Wave-length conversion materials

Energy-conversion systems, such as solar cells, photocatalysts, and natural photosynthetic systems in plants and algae, utilize sunlight as an energy source and function effectively within specific wavelength ranges. However, sunlight is comprised of a continuous wavelength range of varying light intensity, and the available solar light spectrum is altered by the surrounding environment. Therefore, the development of materials that are able to absorb or release light of a specific wavelength is highly desirable. We are focused on developing novel materials and energy-conversion systems that can function efficiently and stably in fluctuating natural environments.

Electron transfer catalysts (Electrocatalysts)

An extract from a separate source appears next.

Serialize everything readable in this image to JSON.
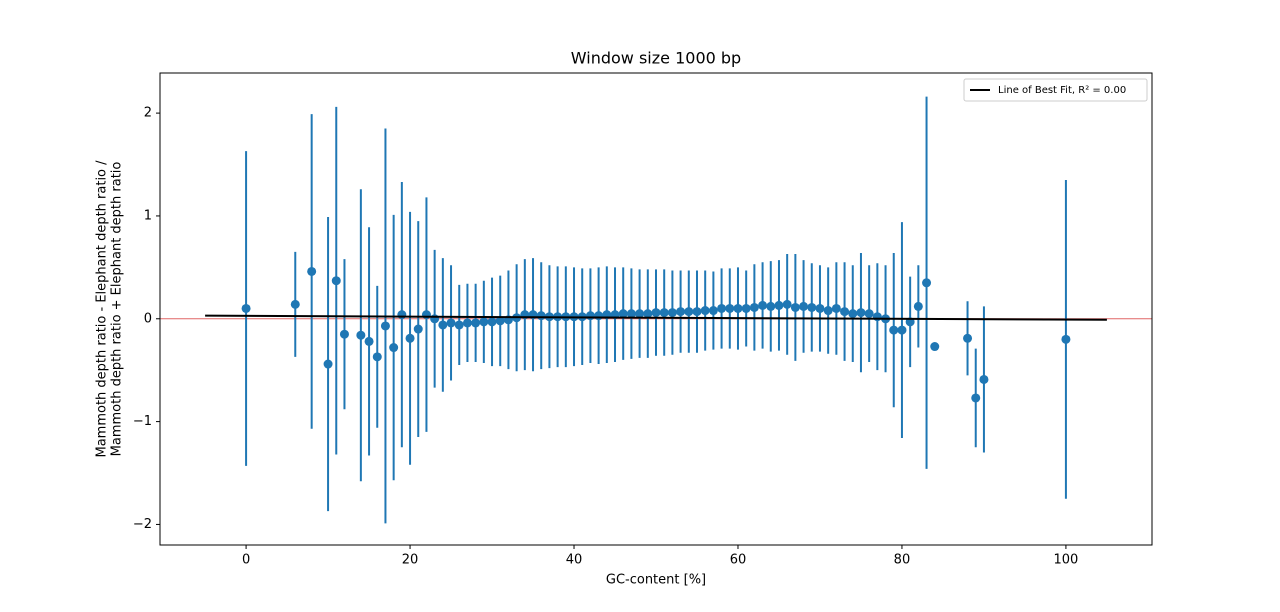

For the conversion of sunlight into useful chemical energy, photo-generated electrons and/or holes must be captured and utilized for chemical reactions that generate products beneficial to humans. To construct systems that efficiently convert light into chemical energy, catalysts designed to promote redox reactions are a critical requirement. From a practical viewpoint, such redox catalysts should not be constructed using precious metals and/or rare elements. With the aim of environmental sustainability, our group is researching ways to utilize abundant earth elements for developing redox catalysts with high redox activity and stability.

Li-metal batteries

For the practical application of solar cells, the development of next-generation and high-performance secondary batteries that are able to provide a constant, non-fluctuating supply of electricity is needed. We are currently engaged in developing Li-metal secondary batteries with particular focus on the analysis and control of Li-metal electrode interfaces.